In November 1916, Norman resumed serving in the 5th Infantry Brigade, now a brigade major. On 21 January 1917, he returned to the 6th Brigade with the same rank. On 11 April, he was wounded in the hand and taken to England for treatment. He was awarded the MC on 5 June, the day before he was to return to France. He transferred to the 48th Battalion on 23 November and was promoted to the rank of major the following day, at which point he was seconded to the 12th Infantry Brigade headquarters. After fighting ceased at the Battle of Passchendaele (during which Norman was again mentioned in despatches), the 12th Brigade returned to France to curb the German spring offensive.

Norman kept a diary during this part of the war, covering his service from 1 October to 4 November 1916 while with the 6th Australian Infantry Brigade and from 24 July to 19 September 1917. These entries record the weather, equipment, movements, and reinforcements, with a few pencilled sketches. It ends with preparations for the Battle of Passchendaele, referred to him as the "big show".

Norman was awarded the Distinguished Service Order (DSO) during the Allied advance on 8 August. The citation for the award reads as follows:
For conspicuous gallantry and devotion to duty under heavy artillery and machine gun fire; this officer went forward and got into touch with advanced troops, ascertaining their position and establishing liaison between units. He was untiring in his efforts to promote the success of the operation.
On 25 September, he was briefly seconded to the United States Army, and returned to the 12th Brigade on 2 October, where he was again posted, this time to an officers course at the University of Cambridge, which he left in January 1919, by which time the armistice with Germany in November had brought an end to the war.

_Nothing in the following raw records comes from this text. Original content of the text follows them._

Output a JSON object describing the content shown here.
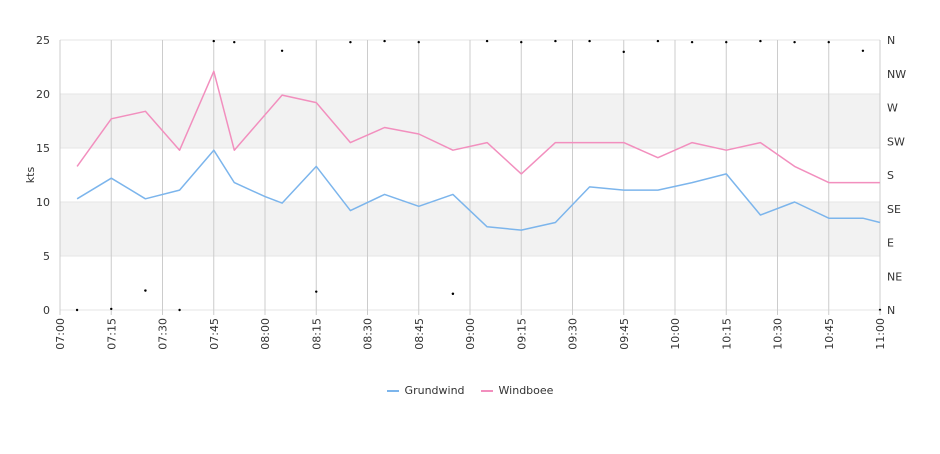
{
  "chart_data": {
    "type": "line",
    "ylabel": "kts",
    "ylim": [
      0,
      25
    ],
    "y_ticks": [
      "0",
      "5",
      "10",
      "15",
      "20",
      "25"
    ],
    "y2_ticks": [
      "N",
      "NE",
      "E",
      "SE",
      "S",
      "SW",
      "W",
      "NW",
      "N"
    ],
    "x_ticks": [
      "07:00",
      "07:15",
      "07:30",
      "07:45",
      "08:00",
      "08:15",
      "08:30",
      "08:45",
      "09:00",
      "09:15",
      "09:30",
      "09:45",
      "10:00",
      "10:15",
      "10:30",
      "10:45",
      "11:00"
    ],
    "x_range_minutes": [
      420,
      660
    ],
    "grid": true,
    "bands": [
      [
        5,
        10
      ],
      [
        15,
        20
      ]
    ],
    "legend_position": "bottom",
    "series": [
      {
        "name": "Grundwind",
        "color": "#7cb5ec",
        "x": [
          "07:05",
          "07:15",
          "07:25",
          "07:35",
          "07:45",
          "07:51",
          "08:00",
          "08:05",
          "08:15",
          "08:25",
          "08:35",
          "08:45",
          "08:55",
          "09:05",
          "09:15",
          "09:25",
          "09:35",
          "09:45",
          "09:55",
          "10:05",
          "10:15",
          "10:25",
          "10:35",
          "10:45",
          "10:55",
          "11:00"
        ],
        "values": [
          10.3,
          12.2,
          10.3,
          11.1,
          14.8,
          11.8,
          10.5,
          9.9,
          13.3,
          9.2,
          10.7,
          9.6,
          10.7,
          7.7,
          7.4,
          8.1,
          11.4,
          11.1,
          11.1,
          11.8,
          12.6,
          8.8,
          10.0,
          8.5,
          8.5,
          8.1
        ]
      },
      {
        "name": "Windboee",
        "color": "#f28fbe",
        "x": [
          "07:05",
          "07:15",
          "07:25",
          "07:35",
          "07:45",
          "07:51",
          "08:05",
          "08:15",
          "08:25",
          "08:35",
          "08:45",
          "08:55",
          "09:05",
          "09:15",
          "09:25",
          "09:35",
          "09:45",
          "09:55",
          "10:05",
          "10:15",
          "10:25",
          "10:35",
          "10:45",
          "10:55",
          "11:00"
        ],
        "values": [
          13.3,
          17.7,
          18.4,
          14.8,
          22.1,
          14.8,
          19.9,
          19.2,
          15.5,
          16.9,
          16.3,
          14.8,
          15.5,
          12.6,
          15.5,
          15.5,
          15.5,
          14.1,
          15.5,
          14.8,
          15.5,
          13.3,
          11.8,
          11.8,
          11.8
        ]
      }
    ],
    "direction_points": {
      "x": [
        "07:05",
        "07:15",
        "07:25",
        "07:35",
        "07:45",
        "07:51",
        "08:05",
        "08:25",
        "08:35",
        "08:45",
        "08:55",
        "09:05",
        "09:15",
        "09:25",
        "09:35",
        "09:45",
        "09:55",
        "10:05",
        "10:15",
        "10:25",
        "10:35",
        "10:45",
        "10:55",
        "11:00",
        "08:15",
        "08:55",
        "07:25"
      ],
      "y": [
        0,
        0.1,
        1.8,
        0,
        24.9,
        24.8,
        24.0,
        24.8,
        24.9,
        24.8,
        1.5,
        24.9,
        24.8,
        24.9,
        24.9,
        23.9,
        24.9,
        24.8,
        24.8,
        24.9,
        24.8,
        24.8,
        24.0,
        0,
        1.7,
        1.5,
        1.8
      ]
    }
  }
}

On 5 April, he was awarded the Belgian Croix de Guerre for contributions to the Allied advance on 8 August 1918. He was discharged from the Australian Imperial Force later that month.

==Second World War==
Norman continued to serve with the Citizen Military Forces (CMF) in the interwar period. Following the outbreak of the Second World War in 1939, he was mobilised in South Melbourne, remaining within Australia throughout the war. For most of the war, he served at Land Force Headquarters as Deputy Quartermaster-General in charge of Movements and Transportation. He ceased full time duties on 30 May 1945 with the rank of brigadier.

==Later career==
Following his return to civil life, Norman held various appointments at the Melbourne, Sydney and Perth branches of the Orient Steam Navigation Company until he was appointed branch manager of the company in Melbourne in 1938. He was elected as Chairman of the Overseas Shipping Representatives' Association in Melbourne, and was a Trustee of the Melbourne Sailors' Home and a member of the Council of St. Catherine's School.

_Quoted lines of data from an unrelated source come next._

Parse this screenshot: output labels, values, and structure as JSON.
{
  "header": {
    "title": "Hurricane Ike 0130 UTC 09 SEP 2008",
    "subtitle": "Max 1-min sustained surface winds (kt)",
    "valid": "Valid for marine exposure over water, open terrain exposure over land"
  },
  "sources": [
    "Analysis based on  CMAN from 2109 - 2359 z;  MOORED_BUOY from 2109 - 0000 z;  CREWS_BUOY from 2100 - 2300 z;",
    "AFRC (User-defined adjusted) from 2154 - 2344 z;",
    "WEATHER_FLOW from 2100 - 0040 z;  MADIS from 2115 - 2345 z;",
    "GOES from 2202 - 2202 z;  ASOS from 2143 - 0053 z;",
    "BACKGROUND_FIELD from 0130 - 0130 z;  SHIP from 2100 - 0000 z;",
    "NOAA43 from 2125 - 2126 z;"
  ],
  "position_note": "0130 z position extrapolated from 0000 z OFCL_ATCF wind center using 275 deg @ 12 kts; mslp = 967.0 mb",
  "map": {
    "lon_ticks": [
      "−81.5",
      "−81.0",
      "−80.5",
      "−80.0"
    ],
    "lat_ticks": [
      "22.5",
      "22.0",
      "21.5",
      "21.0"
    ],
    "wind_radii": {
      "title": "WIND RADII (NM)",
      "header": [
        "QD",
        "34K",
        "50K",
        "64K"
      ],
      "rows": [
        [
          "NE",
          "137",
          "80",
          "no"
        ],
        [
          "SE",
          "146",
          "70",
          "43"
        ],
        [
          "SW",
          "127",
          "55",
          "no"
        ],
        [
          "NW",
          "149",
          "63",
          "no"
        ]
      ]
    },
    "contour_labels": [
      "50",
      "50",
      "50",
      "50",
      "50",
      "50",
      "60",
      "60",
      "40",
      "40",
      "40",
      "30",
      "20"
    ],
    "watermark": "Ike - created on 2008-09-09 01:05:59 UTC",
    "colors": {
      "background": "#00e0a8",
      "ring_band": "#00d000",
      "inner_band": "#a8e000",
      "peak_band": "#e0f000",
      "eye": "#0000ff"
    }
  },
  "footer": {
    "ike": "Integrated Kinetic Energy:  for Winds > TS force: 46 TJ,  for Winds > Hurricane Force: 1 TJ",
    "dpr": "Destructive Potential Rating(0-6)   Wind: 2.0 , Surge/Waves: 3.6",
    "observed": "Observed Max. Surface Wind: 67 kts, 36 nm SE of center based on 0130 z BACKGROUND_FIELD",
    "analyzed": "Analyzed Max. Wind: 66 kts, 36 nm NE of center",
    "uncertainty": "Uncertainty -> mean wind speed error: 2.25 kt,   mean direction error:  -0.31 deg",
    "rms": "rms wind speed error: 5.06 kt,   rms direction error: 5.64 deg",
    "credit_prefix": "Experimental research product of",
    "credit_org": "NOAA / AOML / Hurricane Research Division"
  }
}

During a session in Parliament in 1958, John Cramer paid tribute to Norman as a trustee of the Imperial Force Canteens Funds Trust.

==Personal life==
Norman married Narelle Bessie Brunker Sherbon, daughter of Major William James Sherbon and Mary Ann Elizabeth Brunker (daughter of James Brunker), on 20 October 1920 in St James' Church, Sydney. They had one daughter, Rosemary Havill Norman.

He was a member of the Royal Melbourne Golf Club.